Every business starts small; some get huge.  And no matter how big they get, it’s still people that run them; people with all of their different histories and perspectives, bringing with them their complex personalities and foibles.  Truth is, while the world is rapidly changing all around us, many of us retain some variation on the same personality traits and interpersonal characteristics that we demonstrated when we began our careers.  But today’s workplace requires a level of maturity in our leadership that matches the evolution of our companies.  The stakes are just too high for it to be otherwise. Quite simply, as headcount, revenue and visibility scale upwards, so do the expectations pertaining to leadership behavior.
The challenge faced by my client, the one I was coaching, is whether he still wanted to be a part of the company he built now that he was confronted with the need to change his behavior.  “Why does it have to be so formal?,” he asked.  “Why can’t we just go back to the way it was?”
For one, they had become too big and too public for customers, shareholders, or competitors to look the other way.  Regardless of any potential legal risks, the public reputation of the company requires adherence to accepted business practices that results in leaders being revered, not reviled.
His question exposes another core issue:  What is the value of a professional workplace?  Why does it matter?  The simple answer is that if talent, scalability, innovation, engagement, productivity, safety, integrity and accountability matter, then how people treat each other, and how leaders behave matter.

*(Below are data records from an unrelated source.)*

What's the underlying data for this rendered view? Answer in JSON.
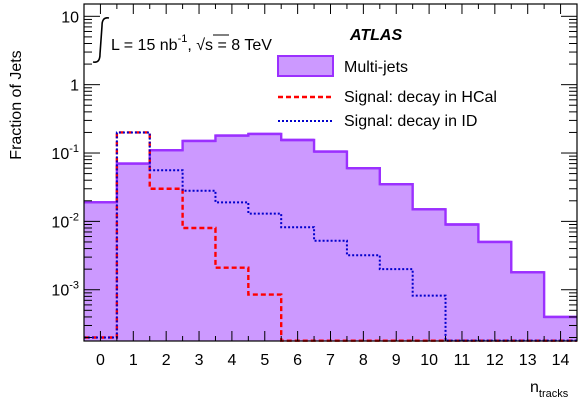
{
  "chart_data": {
    "type": "histogram",
    "ylabel": "Fraction of Jets",
    "xlabel_main": "n",
    "xlabel_sub": "tracks",
    "x_ticks": [
      "0",
      "1",
      "2",
      "3",
      "4",
      "5",
      "6",
      "7",
      "8",
      "9",
      "10",
      "11",
      "12",
      "13",
      "14"
    ],
    "y_ticks": [
      {
        "base": "10",
        "exp": "-3"
      },
      {
        "base": "10",
        "exp": "-2"
      },
      {
        "base": "10",
        "exp": "-1"
      },
      {
        "base": "1",
        "exp": ""
      },
      {
        "base": "10",
        "exp": ""
      }
    ],
    "xlim": [
      -0.5,
      14.5
    ],
    "ylim_log": [
      -3.75,
      1.18
    ],
    "y_scale": "log",
    "annotations": {
      "atlas": "ATLAS",
      "lumi_L": "L = 15 nb",
      "lumi_exp": "-1",
      "lumi_sep": ", ",
      "lumi_sqrt": "√s",
      "lumi_energy": " = 8 TeV"
    },
    "legend_position": "top-right",
    "series": [
      {
        "name": "Multi-jets",
        "style": "filled",
        "color": "#9b30ff",
        "fill": "#cc99ff",
        "bin_edges": [
          -0.5,
          0.5,
          1.5,
          2.5,
          3.5,
          4.5,
          5.5,
          6.5,
          7.5,
          8.5,
          9.5,
          10.5,
          11.5,
          12.5,
          13.5,
          14.5
        ],
        "values": [
          0.019,
          0.07,
          0.11,
          0.15,
          0.18,
          0.19,
          0.155,
          0.105,
          0.06,
          0.035,
          0.015,
          0.009,
          0.005,
          0.0018,
          0.0004
        ]
      },
      {
        "name": "Signal: decay in HCal",
        "style": "dashed",
        "color": "#ff0000",
        "bin_edges": [
          -0.5,
          0.5,
          1.5,
          2.5,
          3.5,
          4.5,
          5.5,
          6.5,
          7.5,
          8.5,
          9.5,
          10.5,
          11.5,
          12.5,
          13.5,
          14.5
        ],
        "values": [
          0.0002,
          0.2,
          0.03,
          0.008,
          0.0021,
          0.00085,
          0.00018,
          0.00018,
          0.00018,
          0.00018,
          0.00018,
          0.00018,
          0.00018,
          0.00018,
          0.00018
        ]
      },
      {
        "name": "Signal: decay in ID",
        "style": "dotted",
        "color": "#0000cc",
        "bin_edges": [
          -0.5,
          0.5,
          1.5,
          2.5,
          3.5,
          4.5,
          5.5,
          6.5,
          7.5,
          8.5,
          9.5,
          10.5,
          11.5,
          12.5,
          13.5,
          14.5
        ],
        "values": [
          0.0002,
          0.2,
          0.056,
          0.028,
          0.019,
          0.013,
          0.0082,
          0.0052,
          0.0032,
          0.002,
          0.00082,
          0.00018,
          0.00018,
          0.00018,
          0.00018
        ]
      }
    ]
  }
}
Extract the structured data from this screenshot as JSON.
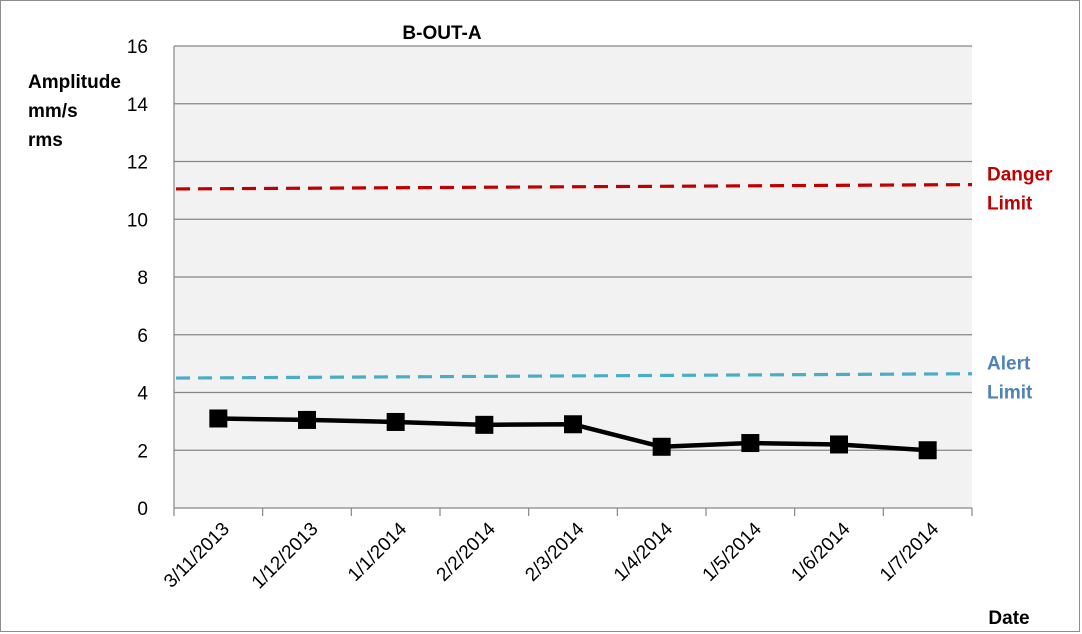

And ultimately that was what my client concluded, too.  He wanted to take the steps to demonstrate a higher level of professionalism and a commitment to the company’s vision and values.  The potential for continued growth and opportunity was simply too wonderful to walk away from.  He decided to change, not who we was, but how he behaved.  Here’s how he did it:

  1. He engaged in developing a deeper understanding of the workplace environment and the impact that he was having on his employees and the company.
  2. He communicated his commitment to make changes in the way he had behaved.
  3. He asked for honest feedback from his team, and from his peers.
  4. He listened to the feedback. 
  5. He was accountable for his behavior and changed what he could on his own.
  6. He enlisted the help of an executive coach to help develop some leadership competencies that he wanted to focus on.
  7. He also identified some challenges in his personal life and enlisted help from the company’s employee assistance program.
  8. Importantly, he stuck with it, working steadily over a period of several months to ensure that he sustained the changes he was making.